Rules on tree trimming by owner

David G. Muller is a board certified condominium and planned development attorney for Becker & Poliakoff, PA, representing community organizations across Florida with offices in Naples, Fort Myers, and 10 other Florida cities. The firm focuses a significant portion of its practice on condominium and homeowner association law. Lawyer Müller answers your questions about the community association. Send questions to lawyer Müller by email to [email protected]

Q: I am a new owner of a home in a deed restricted community. Many of the lots, including mine, have large oak trees that sit between the back of the residence and the parish property line. The oaks are never pruned by the club. One oak in particular is on a shared property, but the huge branches stick out and hang over the roof of my house. I asked the president of my club to cut these branches. He refused to do anything and he told me that I cannot touch the trees or branches and that I have to “leave them alone”. I am very concerned about possible damage to my home from these trees and branches as hurricane season approaches. Can I cut the branches hanging from my property? JB

A: Yes. There are two theories that have been brought before courts in Florida to hold neighboring owners liable for damage caused by tree roots or branches extending beyond the property line, harassment and negligence.

In a 1984 ruling, a Florida appeals court found that while other jurisdictions have substantial powers to the contrary, “the landowner’s unquestionable right to cut off any intruding roots or twigs along the property line,” it precludes action for negligence.

As for harassment, the majority rule in this country that is followed in Florida is that the landowner is not liable to anyone outside the country for nuisance resulting from trees and natural vegetation growing on the land because of the Neighboring owners have the right to cut roots and branches back to the property line.

Applying this law to your facts gives you the right to cut the branches that extend on your property. That being said, your club has a duty to maintain common areas and it could be argued that if that duty is not met, you could make a claim. However, this argument has not been tested in court and contradicts a fairly well-established precedent outside the club environment.

Q: During the 2020 legislative session, were there any bills that affect community associations? DF

A: The only notable bill affecting community organizations that was passed during the 2020 Legislative Session that ended in mid-March is SB 1084. SB 1084 is an attempt to govern animal abuse through emotional support. The effective date of this bill is July 1, 2020. SB 1084 amends various Florida statutes to:

• A person who forged information or written records, or knowingly provides fraudulent information or written records in order to obtain an Emotional Support Animal (ESA), or otherwise knowingly and intentionally misrepresents himself or herself because he or she has a disability or a disability-related need after having an ESA, commits a second degree offense.
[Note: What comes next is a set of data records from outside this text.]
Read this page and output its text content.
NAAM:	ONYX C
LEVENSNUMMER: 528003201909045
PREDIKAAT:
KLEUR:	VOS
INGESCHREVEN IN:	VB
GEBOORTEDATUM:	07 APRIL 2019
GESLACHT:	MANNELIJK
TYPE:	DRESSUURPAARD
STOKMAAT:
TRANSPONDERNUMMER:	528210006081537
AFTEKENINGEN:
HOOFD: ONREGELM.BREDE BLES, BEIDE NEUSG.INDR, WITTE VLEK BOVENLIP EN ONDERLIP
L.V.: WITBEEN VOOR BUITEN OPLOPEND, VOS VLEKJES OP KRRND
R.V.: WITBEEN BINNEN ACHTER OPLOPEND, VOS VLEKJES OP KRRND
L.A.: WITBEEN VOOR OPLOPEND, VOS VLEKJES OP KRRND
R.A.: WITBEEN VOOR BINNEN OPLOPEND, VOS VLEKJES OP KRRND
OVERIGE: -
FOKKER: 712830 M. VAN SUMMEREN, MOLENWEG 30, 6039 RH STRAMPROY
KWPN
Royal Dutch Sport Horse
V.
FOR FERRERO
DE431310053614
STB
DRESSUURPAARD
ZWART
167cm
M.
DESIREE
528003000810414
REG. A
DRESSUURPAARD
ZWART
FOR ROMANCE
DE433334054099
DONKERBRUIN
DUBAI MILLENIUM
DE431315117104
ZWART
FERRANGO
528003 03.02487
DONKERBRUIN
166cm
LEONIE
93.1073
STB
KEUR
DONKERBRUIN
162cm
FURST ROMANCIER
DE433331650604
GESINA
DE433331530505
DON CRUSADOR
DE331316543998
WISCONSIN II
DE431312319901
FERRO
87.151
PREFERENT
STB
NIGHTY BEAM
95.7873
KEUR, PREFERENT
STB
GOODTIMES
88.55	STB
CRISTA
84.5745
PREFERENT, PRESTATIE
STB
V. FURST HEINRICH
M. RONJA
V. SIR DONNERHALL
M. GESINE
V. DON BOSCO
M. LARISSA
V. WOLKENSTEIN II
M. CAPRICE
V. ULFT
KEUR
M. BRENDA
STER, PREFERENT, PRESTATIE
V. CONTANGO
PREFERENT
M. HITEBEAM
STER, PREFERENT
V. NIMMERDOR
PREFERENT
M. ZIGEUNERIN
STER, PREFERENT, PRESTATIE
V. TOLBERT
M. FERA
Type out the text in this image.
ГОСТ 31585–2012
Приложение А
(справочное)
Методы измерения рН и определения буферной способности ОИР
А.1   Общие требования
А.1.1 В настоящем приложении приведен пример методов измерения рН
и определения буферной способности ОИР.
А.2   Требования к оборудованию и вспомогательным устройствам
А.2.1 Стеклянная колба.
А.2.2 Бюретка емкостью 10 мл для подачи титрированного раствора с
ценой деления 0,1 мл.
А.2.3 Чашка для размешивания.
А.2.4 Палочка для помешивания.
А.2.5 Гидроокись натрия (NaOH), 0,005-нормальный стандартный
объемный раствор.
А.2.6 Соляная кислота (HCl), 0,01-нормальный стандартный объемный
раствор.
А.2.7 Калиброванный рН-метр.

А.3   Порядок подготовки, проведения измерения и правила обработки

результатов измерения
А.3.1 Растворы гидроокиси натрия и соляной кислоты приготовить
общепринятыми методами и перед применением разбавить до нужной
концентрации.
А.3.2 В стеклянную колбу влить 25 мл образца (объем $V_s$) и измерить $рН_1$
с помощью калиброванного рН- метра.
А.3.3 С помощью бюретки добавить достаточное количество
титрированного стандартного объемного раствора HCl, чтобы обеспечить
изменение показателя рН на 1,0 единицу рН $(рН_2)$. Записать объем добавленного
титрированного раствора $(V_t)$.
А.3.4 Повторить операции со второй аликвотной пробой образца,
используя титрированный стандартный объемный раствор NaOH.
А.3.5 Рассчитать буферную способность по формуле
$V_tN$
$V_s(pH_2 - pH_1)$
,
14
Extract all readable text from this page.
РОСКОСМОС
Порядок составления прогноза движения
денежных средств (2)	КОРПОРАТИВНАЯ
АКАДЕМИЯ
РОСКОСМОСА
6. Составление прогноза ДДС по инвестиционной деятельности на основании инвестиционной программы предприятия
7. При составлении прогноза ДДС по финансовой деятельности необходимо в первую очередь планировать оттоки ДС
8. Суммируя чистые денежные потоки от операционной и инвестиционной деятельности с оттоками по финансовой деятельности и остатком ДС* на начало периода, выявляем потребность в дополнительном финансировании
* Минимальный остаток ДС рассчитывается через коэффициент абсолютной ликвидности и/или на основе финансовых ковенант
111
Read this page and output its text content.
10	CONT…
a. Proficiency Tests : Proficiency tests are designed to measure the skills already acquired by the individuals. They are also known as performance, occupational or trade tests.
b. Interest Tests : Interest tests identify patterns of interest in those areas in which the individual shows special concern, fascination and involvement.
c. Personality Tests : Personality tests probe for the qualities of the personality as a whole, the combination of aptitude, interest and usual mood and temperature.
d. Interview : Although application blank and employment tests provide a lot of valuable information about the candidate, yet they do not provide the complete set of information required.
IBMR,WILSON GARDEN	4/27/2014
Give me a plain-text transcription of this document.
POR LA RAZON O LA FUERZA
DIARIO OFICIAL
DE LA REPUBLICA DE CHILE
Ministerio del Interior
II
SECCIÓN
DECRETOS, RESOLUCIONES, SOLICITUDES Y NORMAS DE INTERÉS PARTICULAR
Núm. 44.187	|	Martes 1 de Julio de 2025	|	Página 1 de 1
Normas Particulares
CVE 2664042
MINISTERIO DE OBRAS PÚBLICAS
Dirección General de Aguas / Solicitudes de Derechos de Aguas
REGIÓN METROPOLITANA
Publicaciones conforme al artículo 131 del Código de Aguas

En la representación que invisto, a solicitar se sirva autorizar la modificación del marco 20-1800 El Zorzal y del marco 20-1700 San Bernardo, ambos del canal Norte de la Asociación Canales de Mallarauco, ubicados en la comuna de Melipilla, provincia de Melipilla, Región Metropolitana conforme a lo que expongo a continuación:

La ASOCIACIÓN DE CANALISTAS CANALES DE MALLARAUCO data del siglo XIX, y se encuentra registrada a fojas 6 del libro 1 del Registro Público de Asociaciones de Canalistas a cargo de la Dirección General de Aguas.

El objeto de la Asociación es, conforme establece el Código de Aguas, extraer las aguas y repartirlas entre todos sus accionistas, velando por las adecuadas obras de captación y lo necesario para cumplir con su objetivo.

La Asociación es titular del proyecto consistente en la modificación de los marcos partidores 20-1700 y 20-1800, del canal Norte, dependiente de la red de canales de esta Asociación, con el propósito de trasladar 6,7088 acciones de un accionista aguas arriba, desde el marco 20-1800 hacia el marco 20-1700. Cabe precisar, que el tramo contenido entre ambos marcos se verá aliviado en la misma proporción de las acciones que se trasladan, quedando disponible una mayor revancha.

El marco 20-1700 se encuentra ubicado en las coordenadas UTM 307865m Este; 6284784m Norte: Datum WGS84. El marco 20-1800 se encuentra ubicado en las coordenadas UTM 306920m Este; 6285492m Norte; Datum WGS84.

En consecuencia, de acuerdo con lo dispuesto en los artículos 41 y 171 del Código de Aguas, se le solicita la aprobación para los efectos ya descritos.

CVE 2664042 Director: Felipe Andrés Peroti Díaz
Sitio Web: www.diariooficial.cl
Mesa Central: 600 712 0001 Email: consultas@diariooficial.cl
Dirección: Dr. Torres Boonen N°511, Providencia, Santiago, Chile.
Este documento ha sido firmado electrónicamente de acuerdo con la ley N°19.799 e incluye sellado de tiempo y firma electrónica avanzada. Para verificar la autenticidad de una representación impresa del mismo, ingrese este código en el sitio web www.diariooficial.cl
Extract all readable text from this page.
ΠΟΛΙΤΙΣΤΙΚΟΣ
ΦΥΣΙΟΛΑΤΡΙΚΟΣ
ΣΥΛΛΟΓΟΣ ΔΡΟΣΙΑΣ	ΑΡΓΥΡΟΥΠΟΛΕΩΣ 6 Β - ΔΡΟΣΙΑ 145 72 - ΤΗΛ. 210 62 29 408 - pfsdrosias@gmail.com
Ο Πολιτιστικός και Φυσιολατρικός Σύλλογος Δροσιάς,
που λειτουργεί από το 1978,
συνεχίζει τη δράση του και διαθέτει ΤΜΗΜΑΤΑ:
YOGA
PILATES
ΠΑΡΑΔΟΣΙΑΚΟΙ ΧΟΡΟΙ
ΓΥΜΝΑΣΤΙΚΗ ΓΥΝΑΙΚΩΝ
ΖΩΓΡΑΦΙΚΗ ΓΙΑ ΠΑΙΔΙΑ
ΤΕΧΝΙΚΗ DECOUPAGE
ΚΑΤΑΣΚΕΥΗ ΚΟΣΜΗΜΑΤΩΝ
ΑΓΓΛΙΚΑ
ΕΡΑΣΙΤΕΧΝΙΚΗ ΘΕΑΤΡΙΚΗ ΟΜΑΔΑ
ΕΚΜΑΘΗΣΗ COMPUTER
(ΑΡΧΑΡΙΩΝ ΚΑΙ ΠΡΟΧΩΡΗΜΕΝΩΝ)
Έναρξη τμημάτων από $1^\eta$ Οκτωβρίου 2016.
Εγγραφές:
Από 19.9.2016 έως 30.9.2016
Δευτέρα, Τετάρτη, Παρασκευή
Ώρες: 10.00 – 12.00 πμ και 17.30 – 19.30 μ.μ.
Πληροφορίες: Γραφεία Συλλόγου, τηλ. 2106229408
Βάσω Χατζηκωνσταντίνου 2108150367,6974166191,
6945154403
In addition, a person convicted under this new law must do thirty (30) hours of community service.

• A health professional who provides information, including written records, demonstrating that an individual has a disability or what documents demonstrate an individual’s need for an ESA without personal knowledge of the individual’s disability will be disciplined .

• Defines an ESA as “an animal that does not require training to work, perform tasks, provide assistance, or provide therapeutic emotional support because it alleviates one or more identified symptoms or effects of a person’s disability. “

• Enables associations to refuse an appropriate housing request for an ESA if the requested animal poses a “direct threat to the safety or health of others” or poses a direct threat to physical damage to the property of others that cannot be mitigated or threatened by other reasonable precautions be eliminated. “

• Enables associations to request support information for ESA when a person’s disability is not readily apparent.

• Clarifies that information that can support an ESA request can include: a federal, state or local government agency identified a disability; Receiving benefits or services for the disabled from a federal, state, or local authority; Proof of entitlement to housing allowance or a housing voucher received due to a disability; Information from an alternative practitioner, a telehealth service provider or a similarly licensed or certified practitioner or provider who has a good reputation with the supervisory authority of his profession in another state, BUT only if this non-state practitioner has provided personal care or services for the Person on at least one occasion.

• The practitioner or provider of supporting information must have personal knowledge of the individual’s disability and act within the scope of his or her practice.

• If a person requests more than one ESA, they must provide supporting information for each animal.

• The association may require proof that each ESA is properly licensed and vaccinated.

• The association may not require individuals requesting an ESA to use a specific form and may not refuse an application just because an individual has failed to follow the association’s routine method of providing supporting information.

• An ESA registration of any kind, including an identity card, patch, vest, certificate, etc., alone is not sufficient to reliably demonstrate that an individual has a disability or a disability-related need ESA.

• Persons with ESAs are liable for damage caused by the ESA to the premises or to another person.